Seit fast 20 Jahren haben meine Mitarbeiterinnen und ich versucht, eine fetalmedizinische Versorgung für die Vorarlberger Bevölkerung zu etablieren. Dies war nur mit großem Engagement von uns allen möglich. Damit alle Frauen zeitnah einen Untersuchungstermin erhalten, haben wir regelmäßig länger als unsere Ordinationszeiten gearbeitet und wenn notwendig, die Ordination zeitweise auch an Samstagen geöffnet. Unsere Honorare waren deutlich unterhalb der in Österreich für gleichwertige Leistungen üblichen Tarife und damit alle Patientinnen eine zeitgemäße fetalmedizinische Versorgung in Anspruch nehmen können, sind wir bei Notwendigkeit auch mit für uns nicht kostendeckenden Sozialtarifen den Frauen entgegengekommen.
Leider haben sich in den letzten Jahren die Arbeitsbedingungen für unser Team zusehends verschlechtert. Regelmäßig werden nun meine Arztassistentinnen von Patientinnen beschimpft. Patientinnen kommen oft zu spät zur Untersuchung, zumeist ohne sich dafür zu entschuldigen. Häufig versäumen Patientinnen einen für sie reservierten Termin. In den social media wurden unwahre Behauptungen verbreitet, um uns zu diskreditieren.

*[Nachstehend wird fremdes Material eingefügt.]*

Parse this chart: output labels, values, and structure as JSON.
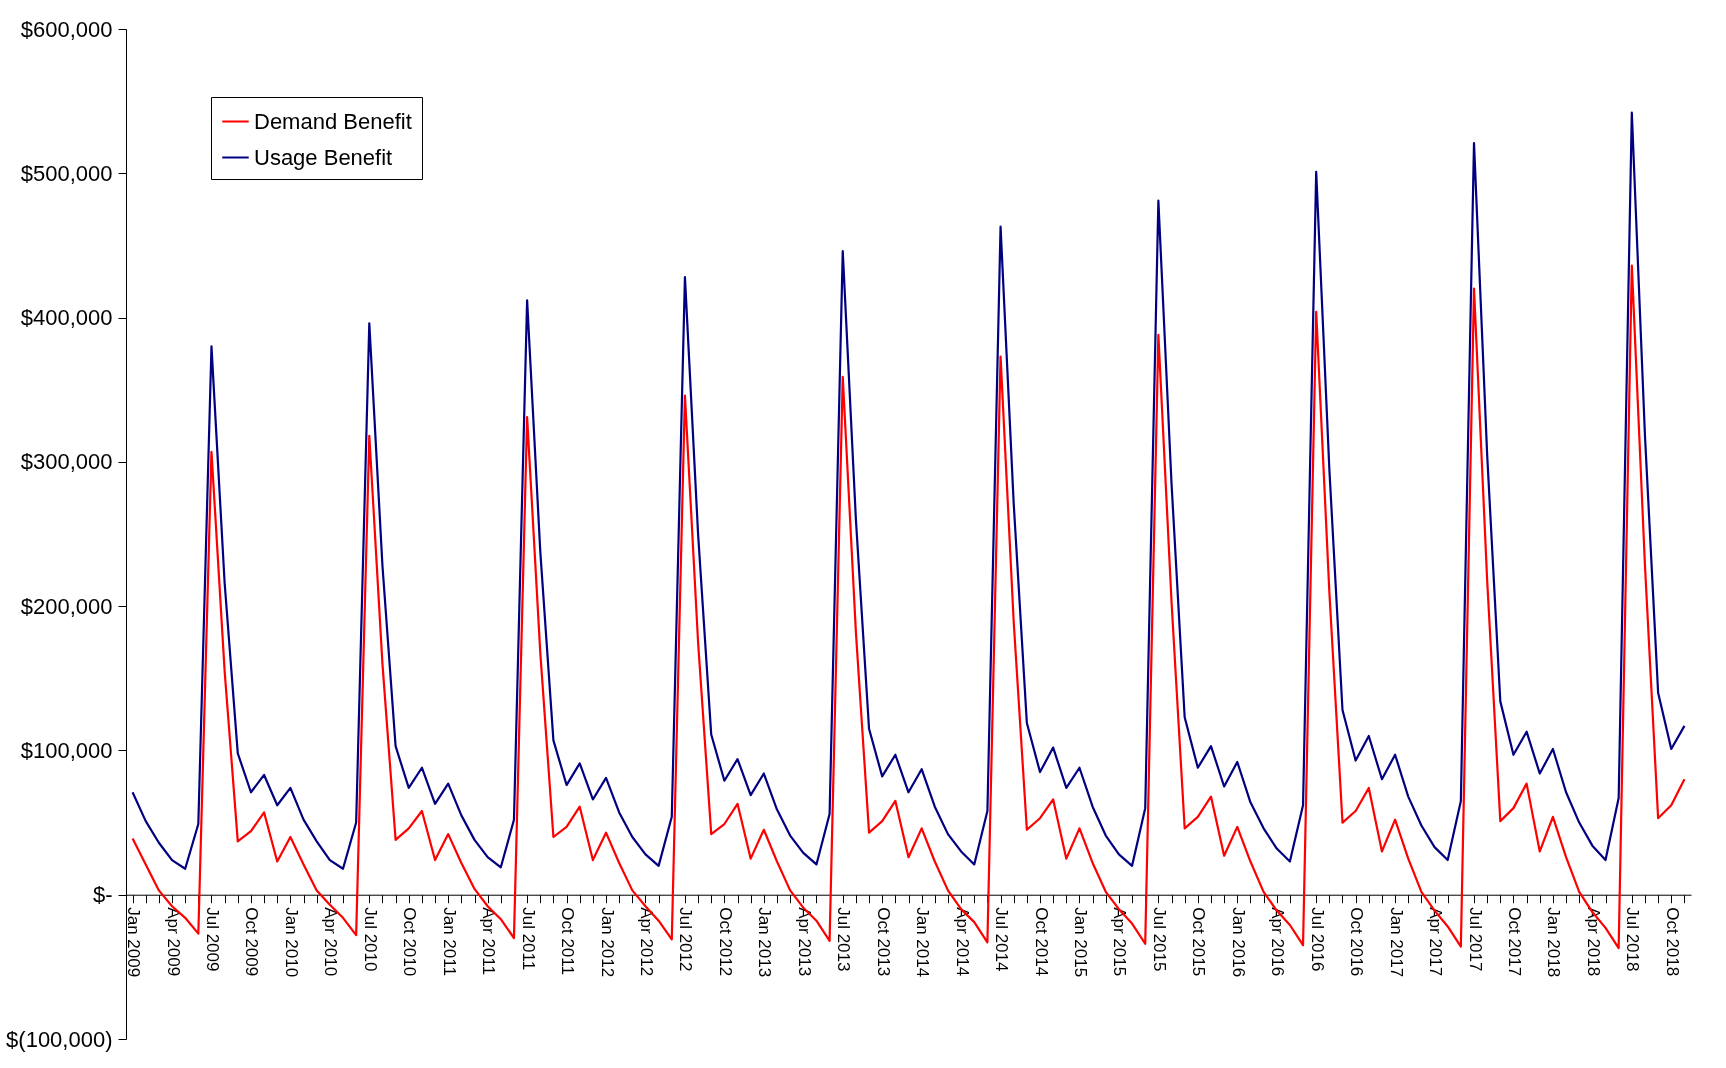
{
  "chart_data": {
    "type": "line",
    "categories": [
      "Jan 2009",
      null,
      null,
      "Apr 2009",
      null,
      null,
      "Jul 2009",
      null,
      null,
      "Oct 2009",
      null,
      null,
      "Jan 2010",
      null,
      null,
      "Apr 2010",
      null,
      null,
      "Jul 2010",
      null,
      null,
      "Oct 2010",
      null,
      null,
      "Jan 2011",
      null,
      null,
      "Apr 2011",
      null,
      null,
      "Jul 2011",
      null,
      null,
      "Oct 2011",
      null,
      null,
      "Jan 2012",
      null,
      null,
      "Apr 2012",
      null,
      null,
      "Jul 2012",
      null,
      null,
      "Oct 2012",
      null,
      null,
      "Jan 2013",
      null,
      null,
      "Apr 2013",
      null,
      null,
      "Jul 2013",
      null,
      null,
      "Oct 2013",
      null,
      null,
      "Jan 2014",
      null,
      null,
      "Apr 2014",
      null,
      null,
      "Jul 2014",
      null,
      null,
      "Oct 2014",
      null,
      null,
      "Jan 2015",
      null,
      null,
      "Apr 2015",
      null,
      null,
      "Jul 2015",
      null,
      null,
      "Oct 2015",
      null,
      null,
      "Jan 2016",
      null,
      null,
      "Apr 2016",
      null,
      null,
      "Jul 2016",
      null,
      null,
      "Oct 2016",
      null,
      null,
      "Jan 2017",
      null,
      null,
      "Apr 2017",
      null,
      null,
      "Jul 2017",
      null,
      null,
      "Oct 2017",
      null,
      null,
      "Jan 2018",
      null,
      null,
      "Apr 2018",
      null,
      null,
      "Jul 2018",
      null,
      null,
      "Oct 2018",
      null
    ],
    "series": [
      {
        "name": "Demand Benefit",
        "color": "#ff0000",
        "values": [
          39000,
          21000,
          3000,
          -8000,
          -16000,
          -27000,
          307000,
          155000,
          37000,
          44000,
          57000,
          23000,
          40000,
          21000,
          3000,
          -7000,
          -16000,
          -28000,
          318000,
          160000,
          38000,
          46000,
          58000,
          24000,
          42000,
          22000,
          4000,
          -8000,
          -17000,
          -30000,
          331000,
          168000,
          40000,
          47000,
          61000,
          24000,
          43000,
          22000,
          3000,
          -8000,
          -18000,
          -31000,
          346000,
          175000,
          42000,
          49000,
          63000,
          25000,
          45000,
          23000,
          3000,
          -9000,
          -18000,
          -32000,
          359000,
          182000,
          43000,
          51000,
          65000,
          26000,
          46000,
          23000,
          3000,
          -10000,
          -19000,
          -33000,
          373000,
          189000,
          45000,
          53000,
          66000,
          25000,
          46000,
          22000,
          2000,
          -10000,
          -20000,
          -34000,
          388000,
          203000,
          46000,
          54000,
          68000,
          27000,
          47000,
          23000,
          2000,
          -11000,
          -21000,
          -35000,
          404000,
          210000,
          50000,
          58000,
          74000,
          30000,
          52000,
          25000,
          2000,
          -11000,
          -22000,
          -36000,
          420000,
          218000,
          51000,
          60000,
          77000,
          30000,
          54000,
          26000,
          2000,
          -12000,
          -23000,
          -37000,
          436000,
          228000,
          53000,
          62000,
          80000
        ]
      },
      {
        "name": "Usage Benefit",
        "color": "#000080",
        "values": [
          71000,
          51000,
          36000,
          24000,
          18000,
          49000,
          380000,
          216000,
          98000,
          71000,
          83000,
          62000,
          74000,
          52000,
          37000,
          24000,
          18000,
          50000,
          396000,
          228000,
          103000,
          74000,
          88000,
          63000,
          77000,
          55000,
          38000,
          26000,
          19000,
          52000,
          412000,
          238000,
          107000,
          76000,
          91000,
          66000,
          81000,
          57000,
          40000,
          28000,
          20000,
          54000,
          428000,
          250000,
          111000,
          79000,
          94000,
          69000,
          84000,
          59000,
          41000,
          29000,
          21000,
          56000,
          446000,
          260000,
          115000,
          82000,
          97000,
          71000,
          87000,
          61000,
          42000,
          30000,
          21000,
          58000,
          463000,
          271000,
          119000,
          85000,
          102000,
          74000,
          88000,
          61000,
          41000,
          28000,
          20000,
          60000,
          481000,
          285000,
          123000,
          88000,
          103000,
          75000,
          92000,
          64000,
          46000,
          32000,
          23000,
          62000,
          501000,
          295000,
          128000,
          93000,
          110000,
          80000,
          97000,
          68000,
          48000,
          33000,
          24000,
          65000,
          521000,
          305000,
          134000,
          97000,
          113000,
          84000,
          101000,
          71000,
          50000,
          34000,
          24000,
          67000,
          542000,
          318000,
          140000,
          101000,
          117000
        ]
      }
    ],
    "ylim": [
      -100000,
      600000
    ],
    "yticks": [
      {
        "value": -100000,
        "label": "$(100,000)"
      },
      {
        "value": 0,
        "label": "$-"
      },
      {
        "value": 100000,
        "label": "$100,000"
      },
      {
        "value": 200000,
        "label": "$200,000"
      },
      {
        "value": 300000,
        "label": "$300,000"
      },
      {
        "value": 400000,
        "label": "$400,000"
      },
      {
        "value": 500000,
        "label": "$500,000"
      },
      {
        "value": 600000,
        "label": "$600,000"
      }
    ],
    "grid": false,
    "legend": "top left",
    "line_style": "solid",
    "marker": "none"
  }
}
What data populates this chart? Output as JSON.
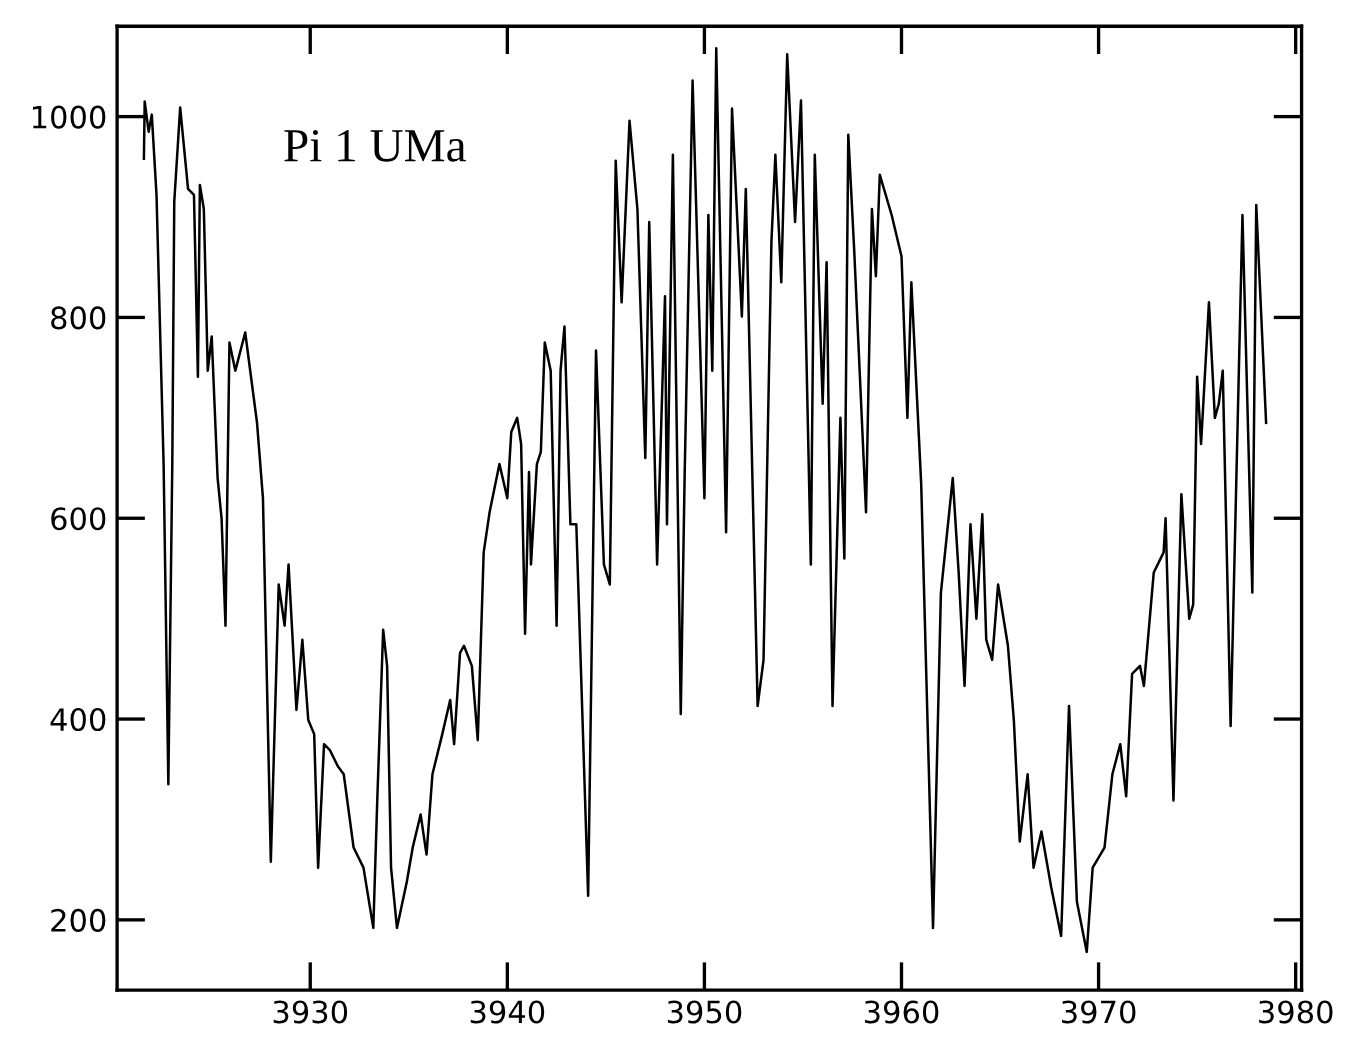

Das Klima in der Gesellschaft ist rauer geworden. Was früher die seltene Ausnahme war, erleben wir nun regelmäßig. Dies betrifft alle Sozialberufe und nicht nur die Medizin. Beispielhaft für diese, wie ich meine, ungesunde Entwicklung ist das Urteil des österreichischen OGH, der entschieden hat, dass eine App zur anonymen Beurteilung von Lehrer:innen zulässig ist, weil sonst Schüler keine Bewertung abgeben würden und dies eine Gefahr für die Meinungsäußerungsfreiheit darstellen würde (Kleine Zeitung 19.02.2022). Damit wird von oberster Stelle impliziert, dass Meinungen offensichtlich nur mehr im Schutz der Anonymität geäußert werden können. Dies ist beispielhaft dafür, dass persönliche Verantwortung nicht mehr gefordert wird.
Wenn von politischer und legistischer Seite keine geeigneten Maßnahmen getroffen werden, wird sich der Personalmangel bei den Sozialberufen wie Lehrer:innen, Pfleger:innen und Ärzt:innen weiterhin verstärken.
Zum Schutz meiner Mitarbeiterinnen und mir habe ich mich entschieden die Organisation der Ordination zu ändern. Damit soll unsere Arbeit wieder jenen Wert erhalten, der ihr aufgrund der hohen Qualität und unseres großen Engagements zusteht.